Connecting the Dots of Love

By: Scott Tolhurst

I once spent a spent a month in a monastery. Yes, there were monks, Gregorian chants, spartan dining, vigil prayers, deep quiet and more manual labour than I'm used to. The month held a host of new experiences. I corked wine bottles, wrestled with ancient granite stone, doubled my Latin vocabulary and enjoyed a nightly sprinkle of holy water from the Abbot. I discovered that monks have names and stories of grace. I tasted of prayer as the "work of God" seven times daily. I surrendered myself to a discipline of silence - waiting to hear God speak. God planted seeds that have rooted in my soul. While much of the fruit from that sowing is still growing underground, I can name at least one blossom.

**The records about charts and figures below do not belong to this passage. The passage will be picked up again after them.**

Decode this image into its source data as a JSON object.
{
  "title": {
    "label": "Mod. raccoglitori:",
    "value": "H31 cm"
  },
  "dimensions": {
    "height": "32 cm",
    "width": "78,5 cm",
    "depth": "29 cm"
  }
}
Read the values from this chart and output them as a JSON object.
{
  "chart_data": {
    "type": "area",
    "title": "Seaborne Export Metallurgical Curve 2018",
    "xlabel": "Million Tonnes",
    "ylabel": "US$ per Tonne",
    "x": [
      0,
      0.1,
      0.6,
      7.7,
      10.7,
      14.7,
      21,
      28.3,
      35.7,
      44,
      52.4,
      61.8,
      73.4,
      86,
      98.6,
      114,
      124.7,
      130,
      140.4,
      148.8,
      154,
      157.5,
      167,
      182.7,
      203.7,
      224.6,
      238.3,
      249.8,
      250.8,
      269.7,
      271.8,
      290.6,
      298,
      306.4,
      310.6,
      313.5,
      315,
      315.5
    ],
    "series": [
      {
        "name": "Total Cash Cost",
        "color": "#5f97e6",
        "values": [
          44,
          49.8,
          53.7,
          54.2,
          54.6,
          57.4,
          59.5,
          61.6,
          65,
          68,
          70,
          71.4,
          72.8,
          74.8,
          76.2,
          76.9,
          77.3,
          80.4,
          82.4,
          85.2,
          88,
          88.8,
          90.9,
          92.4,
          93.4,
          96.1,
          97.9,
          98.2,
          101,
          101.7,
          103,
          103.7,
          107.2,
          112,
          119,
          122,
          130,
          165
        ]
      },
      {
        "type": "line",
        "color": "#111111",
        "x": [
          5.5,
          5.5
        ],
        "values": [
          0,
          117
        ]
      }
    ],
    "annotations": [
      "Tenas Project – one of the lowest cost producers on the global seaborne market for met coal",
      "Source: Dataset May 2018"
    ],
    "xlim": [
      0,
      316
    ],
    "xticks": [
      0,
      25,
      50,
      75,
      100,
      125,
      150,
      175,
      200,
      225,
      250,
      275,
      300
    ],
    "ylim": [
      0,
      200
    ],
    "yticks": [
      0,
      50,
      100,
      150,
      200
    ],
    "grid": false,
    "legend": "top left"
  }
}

Early in the month God linked together a series of premises that I have known and preached as single truths. Not one of them is new. Yet God joined them into a chain. Each one is connected and leads to the other. Together they formed an epiphanal moment for me. Here is the chain:

I cannot love who I do not trust.

I cannot trust who I do not know.

I cannot know who I do not seek.

I cannot seek without intentional effort.

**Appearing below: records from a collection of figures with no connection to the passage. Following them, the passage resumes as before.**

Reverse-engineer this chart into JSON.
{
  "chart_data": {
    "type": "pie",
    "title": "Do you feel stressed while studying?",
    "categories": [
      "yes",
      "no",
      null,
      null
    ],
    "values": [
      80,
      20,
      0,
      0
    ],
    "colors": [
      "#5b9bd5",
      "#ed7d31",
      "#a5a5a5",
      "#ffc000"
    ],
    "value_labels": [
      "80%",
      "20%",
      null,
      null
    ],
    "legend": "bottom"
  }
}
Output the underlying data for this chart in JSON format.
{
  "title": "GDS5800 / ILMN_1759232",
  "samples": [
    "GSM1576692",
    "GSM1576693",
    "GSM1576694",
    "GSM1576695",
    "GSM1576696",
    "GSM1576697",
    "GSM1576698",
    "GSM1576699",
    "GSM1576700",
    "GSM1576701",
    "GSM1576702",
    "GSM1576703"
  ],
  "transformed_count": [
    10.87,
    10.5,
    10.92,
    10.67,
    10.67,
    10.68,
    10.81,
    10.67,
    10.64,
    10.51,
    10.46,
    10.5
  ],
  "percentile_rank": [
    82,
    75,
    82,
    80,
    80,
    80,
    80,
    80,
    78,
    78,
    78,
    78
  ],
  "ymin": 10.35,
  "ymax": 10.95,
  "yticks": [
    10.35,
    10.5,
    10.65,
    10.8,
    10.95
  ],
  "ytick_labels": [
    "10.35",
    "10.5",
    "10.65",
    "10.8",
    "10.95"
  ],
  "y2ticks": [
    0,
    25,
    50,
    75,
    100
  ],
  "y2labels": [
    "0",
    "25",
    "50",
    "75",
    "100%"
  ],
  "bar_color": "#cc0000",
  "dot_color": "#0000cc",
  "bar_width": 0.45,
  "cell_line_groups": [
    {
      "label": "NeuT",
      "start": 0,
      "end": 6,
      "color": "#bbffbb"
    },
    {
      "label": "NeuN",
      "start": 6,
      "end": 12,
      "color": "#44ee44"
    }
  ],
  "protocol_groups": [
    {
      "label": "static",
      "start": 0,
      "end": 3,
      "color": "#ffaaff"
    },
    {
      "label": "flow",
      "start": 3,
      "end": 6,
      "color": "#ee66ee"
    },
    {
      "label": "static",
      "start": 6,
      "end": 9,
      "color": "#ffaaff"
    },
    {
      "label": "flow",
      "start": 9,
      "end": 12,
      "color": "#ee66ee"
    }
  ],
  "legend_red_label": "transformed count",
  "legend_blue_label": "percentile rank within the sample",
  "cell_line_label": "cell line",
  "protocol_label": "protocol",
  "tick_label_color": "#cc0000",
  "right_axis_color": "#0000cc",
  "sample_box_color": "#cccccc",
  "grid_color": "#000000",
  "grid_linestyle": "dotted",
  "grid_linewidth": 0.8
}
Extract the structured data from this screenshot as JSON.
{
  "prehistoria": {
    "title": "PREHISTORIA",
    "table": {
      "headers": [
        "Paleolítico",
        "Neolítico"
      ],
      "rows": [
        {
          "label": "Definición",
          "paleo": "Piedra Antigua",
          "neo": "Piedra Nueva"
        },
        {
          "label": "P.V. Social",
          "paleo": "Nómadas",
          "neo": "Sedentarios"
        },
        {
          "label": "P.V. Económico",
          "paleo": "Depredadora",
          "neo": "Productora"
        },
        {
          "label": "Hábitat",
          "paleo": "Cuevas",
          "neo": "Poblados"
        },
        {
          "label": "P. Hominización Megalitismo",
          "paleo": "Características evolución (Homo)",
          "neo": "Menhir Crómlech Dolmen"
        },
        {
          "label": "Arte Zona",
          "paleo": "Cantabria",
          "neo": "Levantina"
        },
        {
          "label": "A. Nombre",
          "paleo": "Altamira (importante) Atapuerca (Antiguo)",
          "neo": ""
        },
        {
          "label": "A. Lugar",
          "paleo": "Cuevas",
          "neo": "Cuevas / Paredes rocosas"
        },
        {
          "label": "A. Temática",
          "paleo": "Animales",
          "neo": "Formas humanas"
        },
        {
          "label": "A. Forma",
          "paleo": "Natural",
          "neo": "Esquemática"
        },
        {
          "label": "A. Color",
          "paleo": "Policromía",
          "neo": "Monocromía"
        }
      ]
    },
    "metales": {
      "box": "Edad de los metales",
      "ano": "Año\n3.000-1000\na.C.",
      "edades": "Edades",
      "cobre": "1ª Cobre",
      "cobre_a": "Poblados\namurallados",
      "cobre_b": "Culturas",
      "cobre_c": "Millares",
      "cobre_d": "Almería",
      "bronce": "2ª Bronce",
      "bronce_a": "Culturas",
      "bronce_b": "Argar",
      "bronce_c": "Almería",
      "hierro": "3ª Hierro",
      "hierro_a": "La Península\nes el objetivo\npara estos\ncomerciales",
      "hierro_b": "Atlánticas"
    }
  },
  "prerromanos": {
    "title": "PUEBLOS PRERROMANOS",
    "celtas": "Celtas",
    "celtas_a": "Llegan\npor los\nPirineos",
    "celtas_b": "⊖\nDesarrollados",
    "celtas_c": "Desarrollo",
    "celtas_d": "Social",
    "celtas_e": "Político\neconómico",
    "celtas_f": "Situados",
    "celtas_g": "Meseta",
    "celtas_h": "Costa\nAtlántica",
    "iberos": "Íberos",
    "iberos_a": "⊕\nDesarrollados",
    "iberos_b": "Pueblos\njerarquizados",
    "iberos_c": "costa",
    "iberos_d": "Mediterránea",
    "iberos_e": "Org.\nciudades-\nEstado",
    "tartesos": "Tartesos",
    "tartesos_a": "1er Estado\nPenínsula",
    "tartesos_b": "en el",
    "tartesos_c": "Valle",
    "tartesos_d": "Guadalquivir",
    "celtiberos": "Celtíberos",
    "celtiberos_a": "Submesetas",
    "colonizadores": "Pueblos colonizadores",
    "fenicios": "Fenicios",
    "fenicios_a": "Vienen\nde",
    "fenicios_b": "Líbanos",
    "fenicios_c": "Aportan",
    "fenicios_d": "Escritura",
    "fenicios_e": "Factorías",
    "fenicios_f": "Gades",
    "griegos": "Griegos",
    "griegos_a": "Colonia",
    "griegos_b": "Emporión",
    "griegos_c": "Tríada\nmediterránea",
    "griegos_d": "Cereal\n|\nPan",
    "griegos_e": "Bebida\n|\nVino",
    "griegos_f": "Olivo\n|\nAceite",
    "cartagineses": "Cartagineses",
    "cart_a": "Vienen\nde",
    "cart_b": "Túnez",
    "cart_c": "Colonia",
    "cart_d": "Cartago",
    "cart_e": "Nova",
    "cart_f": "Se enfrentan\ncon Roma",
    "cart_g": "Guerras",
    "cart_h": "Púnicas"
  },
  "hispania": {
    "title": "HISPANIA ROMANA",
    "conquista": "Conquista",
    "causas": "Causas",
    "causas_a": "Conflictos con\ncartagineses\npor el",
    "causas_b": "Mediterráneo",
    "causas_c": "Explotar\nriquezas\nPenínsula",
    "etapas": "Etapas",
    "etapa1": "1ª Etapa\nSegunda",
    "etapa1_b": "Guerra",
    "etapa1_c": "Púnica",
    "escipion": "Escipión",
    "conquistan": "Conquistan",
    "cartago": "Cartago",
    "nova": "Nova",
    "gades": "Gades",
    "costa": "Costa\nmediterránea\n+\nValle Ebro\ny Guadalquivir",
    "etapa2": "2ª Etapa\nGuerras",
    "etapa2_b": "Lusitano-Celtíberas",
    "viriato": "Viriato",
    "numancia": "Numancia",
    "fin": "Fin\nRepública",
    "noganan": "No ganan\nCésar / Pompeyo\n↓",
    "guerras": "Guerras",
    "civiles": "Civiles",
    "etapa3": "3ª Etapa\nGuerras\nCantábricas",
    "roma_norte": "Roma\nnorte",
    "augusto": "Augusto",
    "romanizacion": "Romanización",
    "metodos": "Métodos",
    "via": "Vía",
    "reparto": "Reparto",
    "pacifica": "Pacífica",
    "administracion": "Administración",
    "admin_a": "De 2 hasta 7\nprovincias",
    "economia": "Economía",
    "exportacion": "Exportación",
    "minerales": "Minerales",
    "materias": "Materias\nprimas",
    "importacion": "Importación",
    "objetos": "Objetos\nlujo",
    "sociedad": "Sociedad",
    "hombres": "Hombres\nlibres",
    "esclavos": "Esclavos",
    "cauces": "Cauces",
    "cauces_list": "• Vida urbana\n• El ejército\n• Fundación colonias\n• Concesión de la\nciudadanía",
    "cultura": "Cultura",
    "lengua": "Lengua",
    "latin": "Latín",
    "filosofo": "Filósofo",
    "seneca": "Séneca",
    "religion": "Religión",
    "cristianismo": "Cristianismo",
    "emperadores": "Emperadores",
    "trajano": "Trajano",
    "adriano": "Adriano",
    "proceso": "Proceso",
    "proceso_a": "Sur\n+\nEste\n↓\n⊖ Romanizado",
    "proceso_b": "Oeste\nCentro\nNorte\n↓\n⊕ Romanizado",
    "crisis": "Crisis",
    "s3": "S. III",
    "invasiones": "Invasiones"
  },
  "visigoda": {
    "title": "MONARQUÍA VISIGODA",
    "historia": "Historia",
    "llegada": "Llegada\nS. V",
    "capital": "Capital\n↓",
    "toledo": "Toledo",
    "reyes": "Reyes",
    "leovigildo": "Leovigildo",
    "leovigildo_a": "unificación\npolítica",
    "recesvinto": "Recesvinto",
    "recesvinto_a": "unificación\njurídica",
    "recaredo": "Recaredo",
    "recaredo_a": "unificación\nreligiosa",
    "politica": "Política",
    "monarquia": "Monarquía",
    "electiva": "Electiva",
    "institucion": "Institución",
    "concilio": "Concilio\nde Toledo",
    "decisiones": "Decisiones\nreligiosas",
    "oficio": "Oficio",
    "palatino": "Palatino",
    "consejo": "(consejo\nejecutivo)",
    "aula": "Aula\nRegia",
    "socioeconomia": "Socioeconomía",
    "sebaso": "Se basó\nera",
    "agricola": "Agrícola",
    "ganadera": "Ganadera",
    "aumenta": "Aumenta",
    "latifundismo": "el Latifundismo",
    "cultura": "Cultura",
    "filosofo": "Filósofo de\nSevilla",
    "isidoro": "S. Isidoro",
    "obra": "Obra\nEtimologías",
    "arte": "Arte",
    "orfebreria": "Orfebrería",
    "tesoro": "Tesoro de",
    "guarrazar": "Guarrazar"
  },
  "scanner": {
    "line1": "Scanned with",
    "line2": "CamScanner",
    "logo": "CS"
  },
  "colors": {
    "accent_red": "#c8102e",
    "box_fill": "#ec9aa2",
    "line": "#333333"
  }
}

There is no effort without cost.

We are called to love God as our highest obligation. It is to be our supreme joy. But it's not always our experience. Loving God carries a measure of confusion, struggle, waiting and pain. It can be hard to love God. Anyone who says otherwise is simply sentimental. To love Him well as He deserves: to love Him consistently as He demands: to love Him foremost as the centre of our living - no one does this on their own. But by grace, God doesn't leave us on our own. He teaches us what love is and what love does. He enables willing hearts to be vessels of devotion. What do we discover?

If our love for God is going to be more than a Sunday morning affection, love has to be linked with trust, and trust leads to intimacy. Intimacy is not isolated from longing. Longing is proved by persistent intentions. Every intention played out has a price. So the chain which begins with the promise of love, ends with the sharp point of a price. "Am I willing to pay the cost to love God well?”

Before you jump to your answer, consider two things. First, this chain is not just a spiritual principle. You live it daily with your spouse, children and friends. Our relationship with God is not excused from the demands of any loving relationship. Second, God did not excuse Himself from the same demands. To love us well, He binds Himself in the chains of grace. To trust us with freedom. To know us better than we know ourselves. To seek us in our brokenness. To make the effort of Incarnation. To pay the price of death. His love chain connects with our love chain and we are bound together forever - joyfully.